|She thought Suburbia was hell...she hadn't tried the peri-urban areas...|
I was walking home today evening, as always, when this huge, mad cow came charging towards me. I had no idea cows were that fast. It was this hulking, grey figure with intimidating horns and smoke blowing from its nostrils...okay, I think I got carried away for an instant there with the ‘taswira’...but that doesn't make the charging cow any less scary...or the slightly odd, old man who was running after the cow. My chances seemed bleak at that moment but my ever analytic, calculating mind grasped that I had one of three options:
- · I could climb up a tree. In most fables that I read as a child, the witty, clever creature (usually a hare), would know when NOT to stand in the face of danger and would conveniently find solace elsewhere. I’d like to think that in this particular fable I was the hare...however, there were no trees in sight. Besides, I’d make a terrible climber, my fear of heights notwithstanding.
- · I could flee... preferably in the opposite direction as the cow. That option had obvious flaws too. I can’t run fast. If you've ever met me you realize how ridiculous this anomaly of mine is. I think it’s a mind-limb lack of coordination thing... I just can’t move fast...at all. Also, I am not one to grapple with what goes on inside a mad cow’s mind. It could take a fleeing me for anything. I wasn't ready to gamble with those chances.
- · I was still in the formative stages of my last option when I realized that the mad cow and its slightly awkward pursuer had already run clear past me. However I’d like to think that option 3 would have been to stand my ground, cool as a cucumber (I hope that Nameless song has just gone through your head at the mention of that very ‘cool’ simile), and let the mad cow pass...like the true country lass that I am.

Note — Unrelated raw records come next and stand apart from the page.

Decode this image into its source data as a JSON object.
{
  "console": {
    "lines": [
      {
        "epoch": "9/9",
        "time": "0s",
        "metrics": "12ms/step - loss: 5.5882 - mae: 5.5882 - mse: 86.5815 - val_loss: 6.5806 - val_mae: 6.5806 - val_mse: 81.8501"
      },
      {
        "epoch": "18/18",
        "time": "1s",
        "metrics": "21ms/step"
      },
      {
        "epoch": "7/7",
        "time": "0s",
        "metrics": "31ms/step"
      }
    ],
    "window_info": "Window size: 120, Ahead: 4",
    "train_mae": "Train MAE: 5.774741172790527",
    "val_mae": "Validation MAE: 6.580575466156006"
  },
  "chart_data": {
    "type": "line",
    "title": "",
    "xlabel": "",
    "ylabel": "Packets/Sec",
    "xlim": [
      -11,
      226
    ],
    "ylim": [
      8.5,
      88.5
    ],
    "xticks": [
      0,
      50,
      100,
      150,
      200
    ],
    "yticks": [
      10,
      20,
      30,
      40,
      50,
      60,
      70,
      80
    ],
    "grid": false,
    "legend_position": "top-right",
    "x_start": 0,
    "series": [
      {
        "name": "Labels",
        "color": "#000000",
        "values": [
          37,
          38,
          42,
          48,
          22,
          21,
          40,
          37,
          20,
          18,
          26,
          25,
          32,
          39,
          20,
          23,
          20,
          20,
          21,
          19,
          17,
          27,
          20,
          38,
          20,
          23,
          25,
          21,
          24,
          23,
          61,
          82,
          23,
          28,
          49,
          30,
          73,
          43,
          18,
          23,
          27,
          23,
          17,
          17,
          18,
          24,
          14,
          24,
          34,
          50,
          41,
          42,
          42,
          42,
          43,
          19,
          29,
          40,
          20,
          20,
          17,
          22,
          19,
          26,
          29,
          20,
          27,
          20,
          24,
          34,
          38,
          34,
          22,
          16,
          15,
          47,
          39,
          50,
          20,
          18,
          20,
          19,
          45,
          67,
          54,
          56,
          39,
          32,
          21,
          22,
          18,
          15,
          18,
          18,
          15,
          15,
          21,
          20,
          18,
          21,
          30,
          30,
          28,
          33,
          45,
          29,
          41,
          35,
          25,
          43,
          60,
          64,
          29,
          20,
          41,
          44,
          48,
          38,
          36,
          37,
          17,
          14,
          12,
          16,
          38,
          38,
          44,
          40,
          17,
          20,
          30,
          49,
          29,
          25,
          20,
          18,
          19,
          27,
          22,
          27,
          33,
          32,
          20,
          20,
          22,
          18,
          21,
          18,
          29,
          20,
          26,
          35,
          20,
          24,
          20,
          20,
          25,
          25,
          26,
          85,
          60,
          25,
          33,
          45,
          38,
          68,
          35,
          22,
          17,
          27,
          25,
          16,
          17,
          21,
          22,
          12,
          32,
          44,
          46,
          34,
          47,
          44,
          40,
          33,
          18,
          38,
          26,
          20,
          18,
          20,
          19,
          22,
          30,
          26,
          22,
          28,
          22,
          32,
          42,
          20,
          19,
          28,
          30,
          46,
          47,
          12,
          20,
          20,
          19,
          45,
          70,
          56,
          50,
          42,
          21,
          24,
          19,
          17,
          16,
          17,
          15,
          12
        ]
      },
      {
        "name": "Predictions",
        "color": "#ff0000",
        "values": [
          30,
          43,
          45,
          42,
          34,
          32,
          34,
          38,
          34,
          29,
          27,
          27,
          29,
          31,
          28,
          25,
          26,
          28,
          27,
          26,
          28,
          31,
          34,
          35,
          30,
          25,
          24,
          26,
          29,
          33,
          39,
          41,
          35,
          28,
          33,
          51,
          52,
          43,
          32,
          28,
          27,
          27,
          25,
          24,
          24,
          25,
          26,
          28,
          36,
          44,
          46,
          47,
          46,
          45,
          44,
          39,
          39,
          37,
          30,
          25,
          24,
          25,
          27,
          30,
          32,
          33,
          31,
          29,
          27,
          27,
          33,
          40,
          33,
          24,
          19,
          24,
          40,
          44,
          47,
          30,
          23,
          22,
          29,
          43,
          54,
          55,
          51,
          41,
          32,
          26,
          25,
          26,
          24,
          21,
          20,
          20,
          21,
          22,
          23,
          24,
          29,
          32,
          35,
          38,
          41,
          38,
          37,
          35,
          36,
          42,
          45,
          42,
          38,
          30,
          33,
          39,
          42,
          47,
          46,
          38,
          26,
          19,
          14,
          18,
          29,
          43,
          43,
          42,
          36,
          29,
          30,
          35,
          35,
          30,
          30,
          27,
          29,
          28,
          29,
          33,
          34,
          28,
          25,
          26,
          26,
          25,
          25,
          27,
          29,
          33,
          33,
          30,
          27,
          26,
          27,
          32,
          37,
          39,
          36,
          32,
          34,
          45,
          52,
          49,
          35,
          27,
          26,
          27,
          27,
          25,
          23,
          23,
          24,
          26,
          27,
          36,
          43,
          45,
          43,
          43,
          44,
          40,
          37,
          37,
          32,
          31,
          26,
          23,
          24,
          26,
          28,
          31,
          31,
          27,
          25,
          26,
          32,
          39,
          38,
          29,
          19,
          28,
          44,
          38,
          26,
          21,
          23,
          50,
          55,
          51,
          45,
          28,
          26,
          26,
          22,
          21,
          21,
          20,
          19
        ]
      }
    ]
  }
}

That experience got me thinking about the woes of living in a ‘peri-urban’ area... especially one that’s more peri – less urban. You know, the Rongais, Kitengelas and Ruais of our beautiful city. I once did a post here about home but that was before I got to fully appreciate the...erm... uniqueness of this place.
In the one year that I have lived here, I have made two friends...from church...both of whom live several leagues away from me. Yes, here in the ‘peri-urban’ areas we use expressions like ‘over the ridge’ and ‘yonder’ to describe the location of a place... and we are allowed to measure distance in ‘leagues’ because our lives are hard enough as it is. Aggie and Julie, those are their names. To be frank I don't know them too well because traversing those leagues in the hot sun is not a job for newbies like me. I figure I’ll need a few more years before I claim to be a seasoned dweller. I haven’t met any boys that I’d want to make friends with. It’s just... this will sound vain and conceited but... I find it
to make friends with a guy who I am not in the least bit attracted to. It can
be looks, a quick mind, humor, creativity, or good taste in music... at least
any one of them to make me go through the trouble. Girls are much easier to
befriend. I suppose... these Kamba boys... they are overrated. There! I said
it. I much more preferred the Nyeri boys men. (I suppose it’s too late for me
to cross out all the instances of the word ‘boy’ and change it to ‘men’...
Let’s pretend it’s like po-ta-to, po-tay-to...same difference).
The children here are different too. A bunch of rascals pooped in my mom’s garden (really?) and my dad had to raise the walls fencing the compound to keep them out. Now I can no longer jump over the fence on my way in and out. I have to use the gate like some normal person.-_- I brood silently and plot my vengeance against those brats. I figure I have to wait for my baby brother to close school and help me plot. If watching ‘Home Alone’ taught me anything, it’s that an analytic, logical 20 year old mind is no match for a 6 year olds stupidity. Stupidity beats ingenuity... always.
But it’s not all gloom... not always. The walk does me good...builds character (I hope!) and the jumping-over-the-fence move makes me feel very ninja-ish... a lot like that cowgirl in The Walking Dead that Glen falls for. No, she did no ‘fence-jumping’ that I know of but she was pretty bad-ass nonetheless. I have also grown very sensitive... something about living in the middle of nowhere makes you notice chirping birds, flowers in bloom, yellow butterflies and full moons...something about the silence. Being devoid of human contact has made me appreciative of others. Hands up if I have randomly texted, whatsapped or DMed you recently... That wasn't me, it was the solitude speaking. And this longer-than-usual post is a product of that solitude.